Along with Abbott (and The Unabridged Edgar Allan Poe) I’m reading Jose Saramago’s The Gospel According to Jesus Christ. If it sounds like I’m going through a religious phase you have not read Saramago. An atheist and a communist who also happens to be one of the greatest storytellers of the 20th century, Gospel reimagines the life of Jesus as a fallible person of self-interest and God as a manipulative autocrat. It’s probably blasphemous to the converted, but for a secularist like me Saramago is merely humanizing all the characters in the New Testament. Instead of haloed, sanctified legends we have characters painted in human brushstrokes. They’re fragile, frivolous, and flawed. If you’ve heard of Saramago at all, it’s probably because Hollywood adapted his novel, Blindness. Another book relevant to our time, it’s sort of a dystopian pandemic story, in that slowly, and then exponentially, nearly everyone loses their sense of sight. The very few who can still see exploit the weakness of the masses to secure a new and violent hierarchy. Saramago explores the full range of human nature, its best and absolute worst, in an unnamed city. The book is terrifying.
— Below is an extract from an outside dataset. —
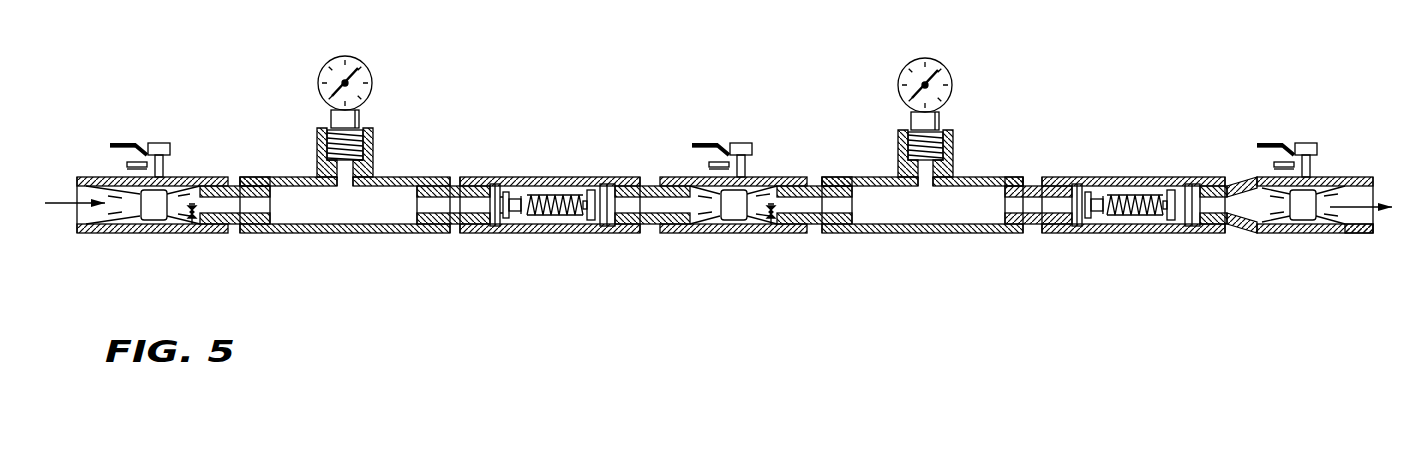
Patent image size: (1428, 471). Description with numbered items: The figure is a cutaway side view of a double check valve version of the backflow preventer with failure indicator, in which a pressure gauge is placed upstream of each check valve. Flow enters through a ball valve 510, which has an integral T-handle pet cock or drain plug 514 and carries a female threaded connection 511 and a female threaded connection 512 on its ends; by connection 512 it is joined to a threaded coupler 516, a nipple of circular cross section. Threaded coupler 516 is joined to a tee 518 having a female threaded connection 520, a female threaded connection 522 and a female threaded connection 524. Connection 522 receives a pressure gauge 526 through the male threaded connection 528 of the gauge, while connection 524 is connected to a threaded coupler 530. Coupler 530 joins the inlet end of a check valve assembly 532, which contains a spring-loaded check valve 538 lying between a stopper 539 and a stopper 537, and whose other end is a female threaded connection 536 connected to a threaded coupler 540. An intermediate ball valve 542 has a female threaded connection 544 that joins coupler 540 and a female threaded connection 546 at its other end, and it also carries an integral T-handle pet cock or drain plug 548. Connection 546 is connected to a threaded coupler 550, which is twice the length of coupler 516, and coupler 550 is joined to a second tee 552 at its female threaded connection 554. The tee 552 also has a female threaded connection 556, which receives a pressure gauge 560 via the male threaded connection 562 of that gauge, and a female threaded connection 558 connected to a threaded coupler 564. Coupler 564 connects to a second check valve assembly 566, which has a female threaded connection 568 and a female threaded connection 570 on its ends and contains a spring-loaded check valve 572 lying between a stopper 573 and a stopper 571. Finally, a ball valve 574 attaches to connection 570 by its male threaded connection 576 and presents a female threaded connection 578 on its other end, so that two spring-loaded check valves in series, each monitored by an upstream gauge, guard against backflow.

For the first time in four years I made a list of books read over the past year. Another list I’m putting together is a list of underrated films that you probably heard of but have never seen. I’m not sure if it should be 75 or 100 titles, as some of the films I feel obliged to rewatch to see if they hold up (and it’s just really hard to find the time). I recently read somewhere that research studies reveal your strongest emotional connections to music happen when you’re 14 years old. For me, my early 20s was a revelatory period in cinema, in which I really fell deeply in love with auteur works from the 60s and 70s, particularly those of Ingmar Bergman and Hal Ashby. I despised showmen like Steven Spielberg. Now, older, watching Jaws, E.T., and Close Encounters of the Third Kind with my son, I rather enjoy his movies (though I continue to feel Spielberg should chill more on using film scores for manipulating our emotions). On the other hand, regarding literature, some writers have not aged well with me. I really *got* Hemingway as a young man, but now find nearly everything he ever wrote unbearably pompous. It’s pretty rare, that work of art that resonates with you throughout your life. Sometimes I’m a bit envious of people who have always loved the first Star Wars franchise, which of course, in my twenties, I abhorred. Older now, more forgiving, I can enjoy it like I did as a kid in the movie theater nearly forty years ago.
Thank you for reading. Wishing you a Happy New Year and a safe journey onwards.